Merging Small Molecule MicroED Data

Preprint Demonstrates using Careless in Small Molecule MicroED

Doris Mai

Small Molecule MicroED

Microcrystal electron diffraction (MicroED), also known as continuous rotational electron diffraction (cRED), or 3-dimensional electron diffraction (3DED), is an emerging technique for elucidating small molecule structures from micro- and nano-crystals. However, data processing in microED can be challenging and often requires merging datasets from multiple crystals due to limited rotation ranges in many transmission electron microscopes (TEMs) and higher noise in intensity measurements than conventional X-ray diffraction (XRD) experiments. A common practice in the field is to manually curate datasets and apply scaling programs such as XDS/XSCALE from rotational XRD, but this can be time-consuming and risks introducing human bias. In this preprint, we demonstrate that Careless can be used for merging small molecule microED data and investigate the impact of dataset curation.

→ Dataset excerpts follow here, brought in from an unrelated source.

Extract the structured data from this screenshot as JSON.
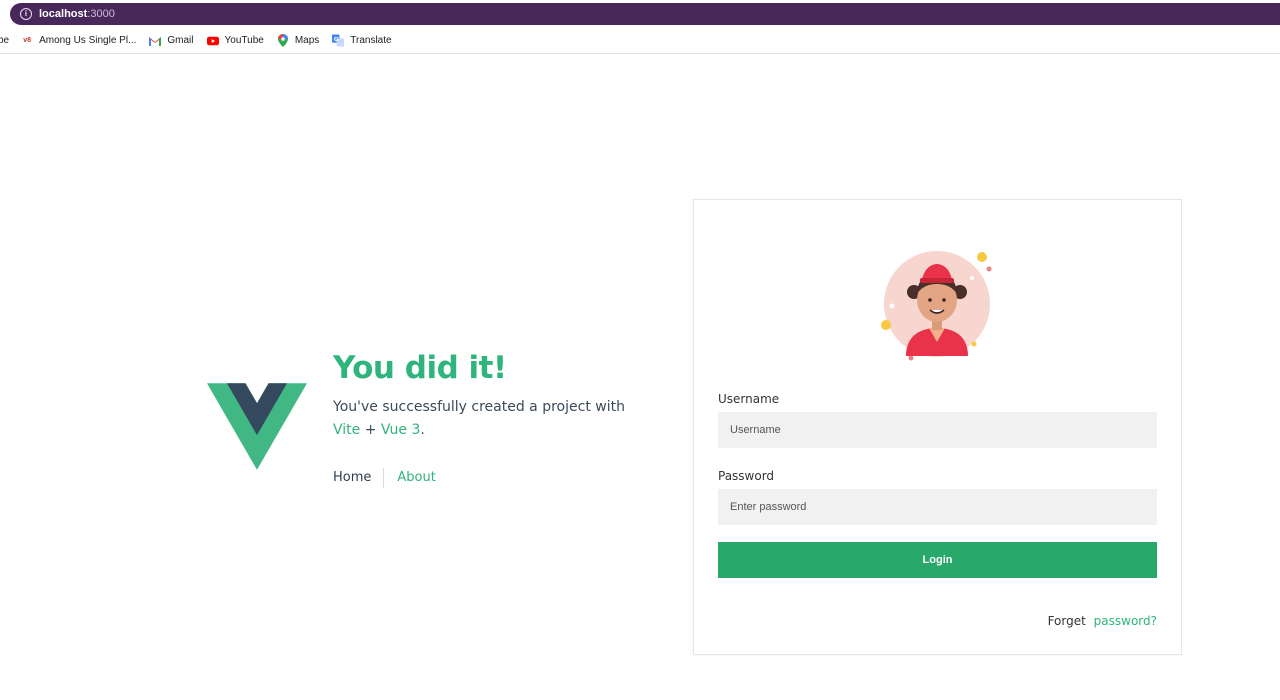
{
  "browser": {
    "url_host": "localhost",
    "url_port": ":3000",
    "bookmarks": [
      {
        "label": "be",
        "icon": "truncated"
      },
      {
        "label": "Among Us Single Pl...",
        "icon": "among-us-icon"
      },
      {
        "label": "Gmail",
        "icon": "gmail-icon"
      },
      {
        "label": "YouTube",
        "icon": "youtube-icon"
      },
      {
        "label": "Maps",
        "icon": "maps-icon"
      },
      {
        "label": "Translate",
        "icon": "translate-icon"
      }
    ]
  },
  "hero": {
    "title": "You did it!",
    "desc_prefix": "You've successfully created a project with",
    "vite": "Vite",
    "plus": "+",
    "vue": "Vue 3",
    "period": ".",
    "nav_home": "Home",
    "nav_about": "About"
  },
  "login": {
    "username_label": "Username",
    "username_placeholder": "Username",
    "password_label": "Password",
    "password_placeholder": "Enter password",
    "login_button": "Login",
    "forget_text": "Forget",
    "forget_link": "password?"
  },
  "colors": {
    "vue_green": "#41b883",
    "vue_dark": "#34495e",
    "accent": "#2fb47c",
    "button": "#28a86b",
    "urlbar": "#48285a"
  }
}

Dataset Curation in Merging

We benchmark Careless with XDS/XSCALE on more than 10 cases of multi-crystal merging and compare the performance between using all datasets and manually curated datasets (curated=True). We also explore an extension to Careless (MC-Careless) to automate the curation of datasets. Specifically, an optimal weighting among datasets (\(w\)) is learned jointly with the scaling factors (\(K\)) and structure factor amplitudes (\(F\)). This weight modulates the effective uncertainty of the intensities (\(\sigma_I\)) from different crystals to account for the variability of data quality across datasets.

Schematic of weighting Schematic from the preprint of the multi-crystal weighting extension to Careless. (CC-BY-NC-ND license)

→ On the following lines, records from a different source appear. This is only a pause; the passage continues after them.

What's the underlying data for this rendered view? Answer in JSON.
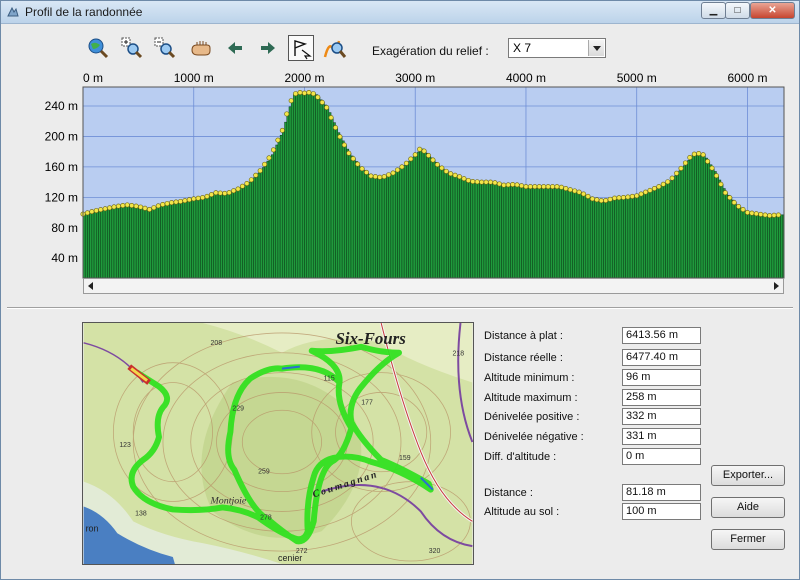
{
  "window": {
    "title": "Profil de la randonnée"
  },
  "titlebar_buttons": {
    "minimize": "▁",
    "maximize": "□",
    "close": "✕"
  },
  "toolbar": {
    "tools": [
      "globe-zoom-icon",
      "zoom-in-icon",
      "zoom-out-icon",
      "hand-pan-icon",
      "arrow-left-icon",
      "arrow-right-icon",
      "flag-select-icon",
      "route-zoom-icon"
    ],
    "relief_label": "Exagération du relief :",
    "relief_value": "X 7"
  },
  "colors": {
    "plot_bg": "#b9cdf1",
    "bar_fill": "#1f9a3c",
    "bar_stroke": "#0d3c18",
    "marker": "#f2e64a",
    "grid": "#6f8ed6",
    "route": "#33e021"
  },
  "chart_data": {
    "type": "bar",
    "x_unit": "m",
    "x_ticks": [
      0,
      1000,
      2000,
      3000,
      4000,
      5000,
      6000
    ],
    "x_tick_labels": [
      "0 m",
      "1000 m",
      "2000 m",
      "3000 m",
      "4000 m",
      "5000 m",
      "6000 m"
    ],
    "y_ticks": [
      40,
      80,
      120,
      160,
      200,
      240
    ],
    "y_tick_labels": [
      "40 m",
      "80 m",
      "120 m",
      "160 m",
      "200 m",
      "240 m"
    ],
    "xlim": [
      0,
      6330
    ],
    "ylim": [
      14,
      265
    ],
    "profile": [
      [
        0,
        98
      ],
      [
        100,
        102
      ],
      [
        200,
        105
      ],
      [
        300,
        108
      ],
      [
        400,
        110
      ],
      [
        500,
        108
      ],
      [
        600,
        104
      ],
      [
        700,
        110
      ],
      [
        800,
        113
      ],
      [
        900,
        115
      ],
      [
        1000,
        118
      ],
      [
        1100,
        120
      ],
      [
        1200,
        126
      ],
      [
        1300,
        125
      ],
      [
        1400,
        131
      ],
      [
        1500,
        140
      ],
      [
        1600,
        155
      ],
      [
        1700,
        176
      ],
      [
        1800,
        208
      ],
      [
        1850,
        235
      ],
      [
        1900,
        255
      ],
      [
        1950,
        258
      ],
      [
        2000,
        257
      ],
      [
        2050,
        258
      ],
      [
        2100,
        255
      ],
      [
        2200,
        238
      ],
      [
        2300,
        205
      ],
      [
        2400,
        178
      ],
      [
        2500,
        160
      ],
      [
        2600,
        148
      ],
      [
        2700,
        146
      ],
      [
        2800,
        152
      ],
      [
        2900,
        162
      ],
      [
        3000,
        176
      ],
      [
        3050,
        185
      ],
      [
        3100,
        178
      ],
      [
        3200,
        163
      ],
      [
        3300,
        152
      ],
      [
        3400,
        147
      ],
      [
        3500,
        141
      ],
      [
        3600,
        140
      ],
      [
        3700,
        140
      ],
      [
        3800,
        136
      ],
      [
        3900,
        137
      ],
      [
        4000,
        134
      ],
      [
        4100,
        134
      ],
      [
        4200,
        134
      ],
      [
        4300,
        134
      ],
      [
        4400,
        130
      ],
      [
        4500,
        126
      ],
      [
        4600,
        118
      ],
      [
        4700,
        115
      ],
      [
        4800,
        119
      ],
      [
        4900,
        120
      ],
      [
        5000,
        122
      ],
      [
        5100,
        128
      ],
      [
        5200,
        134
      ],
      [
        5300,
        142
      ],
      [
        5400,
        158
      ],
      [
        5500,
        176
      ],
      [
        5550,
        178
      ],
      [
        5600,
        176
      ],
      [
        5700,
        154
      ],
      [
        5800,
        126
      ],
      [
        5900,
        110
      ],
      [
        6000,
        100
      ],
      [
        6100,
        98
      ],
      [
        6200,
        96
      ],
      [
        6300,
        97
      ]
    ]
  },
  "map": {
    "title": "Six-Fours",
    "labels": [
      "Montjoie",
      "Coumagnan",
      "ron",
      "cenier"
    ],
    "spot_heights": [
      "208",
      "218",
      "115",
      "177",
      "229",
      "123",
      "159",
      "259",
      "278",
      "138",
      "272",
      "320"
    ]
  },
  "stats": [
    {
      "label": "Distance à plat :",
      "value": "6413.56 m"
    },
    {
      "label": "Distance réelle :",
      "value": "6477.40 m"
    },
    {
      "label": "Altitude minimum :",
      "value": "96 m"
    },
    {
      "label": "Altitude maximum :",
      "value": "258 m"
    },
    {
      "label": "Dénivelée positive :",
      "value": "332 m"
    },
    {
      "label": "Dénivelée négative :",
      "value": "331 m"
    },
    {
      "label": "Diff. d'altitude :",
      "value": "0 m"
    }
  ],
  "cursor": [
    {
      "label": "Distance :",
      "value": "81.18 m"
    },
    {
      "label": "Altitude au sol :",
      "value": "100 m"
    }
  ],
  "buttons": {
    "export": "Exporter...",
    "help": "Aide",
    "close": "Fermer"
  }
}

In the presented cases, Careless benefits from using all available data, and our multi-crystal weighting extension did not further improve the performance. Manual curation of datasets affects the \(CC_{1/2}\) in XDS/XSCALE and Careless but has marginal impact on the accuracy with respect to structure factor amplitudes calculated from reference structures and on ab initio phasing outcomes.

Initial map Examples from the preprint of ab initio phasing outcomes from different merging protocols. (CC-BY-NC-ND license)

Key points and Future Directions

  • Careless can merge microED and small molecule crystallography data.
  • The variational inference framework implemented in Careless is flexible for methods development as demonstrated in our MC-Careless.
  • Additional exploration of the hyperparamter space and the Wilson prior might be helpful for challeging cases with pathologies.
  • The common practice of manual dataset curation should be cautioned and deserves future investigation.